Battleground Baltimore: We Told You So
by Jaisal Noor and Lisa Snowden-McCray
Published August 20 in The Real News Network
Excerpt: The lessons from the Taliban’s retaking of Kabul on Aug. 16, nearly two decades after the US invasion of Afghanistan, were not lost on local anti-war activists who have opposed the war since its outset.
“This war was a complete failure, it made things for the people of Afghanistan worse, and, potentially, the Taliban is more popular now than they were in 2001,” Ryan Harvey, a local activist and musician who organized against the war, told Battleground Baltimore.

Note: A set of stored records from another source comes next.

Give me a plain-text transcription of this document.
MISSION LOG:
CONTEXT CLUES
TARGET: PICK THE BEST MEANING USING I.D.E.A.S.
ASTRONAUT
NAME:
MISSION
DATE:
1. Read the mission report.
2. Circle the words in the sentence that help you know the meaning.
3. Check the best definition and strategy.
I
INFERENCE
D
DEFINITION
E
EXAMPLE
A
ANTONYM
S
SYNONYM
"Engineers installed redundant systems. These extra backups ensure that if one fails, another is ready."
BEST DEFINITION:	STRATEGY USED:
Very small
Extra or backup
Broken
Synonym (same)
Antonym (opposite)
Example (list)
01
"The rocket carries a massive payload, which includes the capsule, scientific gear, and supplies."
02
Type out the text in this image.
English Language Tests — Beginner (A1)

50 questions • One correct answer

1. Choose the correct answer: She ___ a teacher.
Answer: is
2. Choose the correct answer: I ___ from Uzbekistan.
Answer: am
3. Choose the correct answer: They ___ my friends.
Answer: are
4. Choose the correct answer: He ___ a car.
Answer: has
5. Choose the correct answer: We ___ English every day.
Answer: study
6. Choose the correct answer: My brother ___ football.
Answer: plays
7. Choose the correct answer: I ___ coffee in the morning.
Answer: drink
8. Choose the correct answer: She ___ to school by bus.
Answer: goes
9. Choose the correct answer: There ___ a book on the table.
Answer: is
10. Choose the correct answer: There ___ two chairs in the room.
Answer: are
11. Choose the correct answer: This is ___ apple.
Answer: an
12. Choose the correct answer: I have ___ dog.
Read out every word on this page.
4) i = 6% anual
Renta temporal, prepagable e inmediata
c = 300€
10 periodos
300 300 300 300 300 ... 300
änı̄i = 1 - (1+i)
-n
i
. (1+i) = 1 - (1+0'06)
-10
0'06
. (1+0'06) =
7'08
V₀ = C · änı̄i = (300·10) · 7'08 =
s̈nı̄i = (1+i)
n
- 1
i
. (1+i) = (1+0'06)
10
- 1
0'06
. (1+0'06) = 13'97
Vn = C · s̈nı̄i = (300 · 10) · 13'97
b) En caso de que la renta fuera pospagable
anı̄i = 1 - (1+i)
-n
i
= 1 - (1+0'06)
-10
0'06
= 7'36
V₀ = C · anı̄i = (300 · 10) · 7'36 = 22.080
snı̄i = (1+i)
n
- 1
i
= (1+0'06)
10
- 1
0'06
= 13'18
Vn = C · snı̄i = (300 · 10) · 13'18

The Taliban’s rapid ascent came despite over $2 trillion spent on the US war effort, and an enormous loss of human life. The press has focused on the American toll—2,448 US soldiers and 3,846 contractors—but Afghans paid a far higher price: 47,245 civilians, 66,000 Afghan military and police, and 51,191 opposition fighters have been killed to date, according to the AP.
The nation was gripped in a nationalist fervor after the attacks of September 11, 2021. 90% of Americans supported the war, and it wasn’t uncommon for those percieved as Muslim or “anti-American” to face assaults, harassment, or worse.
“We wanted to get ahead of any effort on the part of the US military to try and seek vengeance for the Sept. 11 attacks,” Mike McGuire, who organized against the invasion of Afghanistan in 2001, told Battleground Baltimore.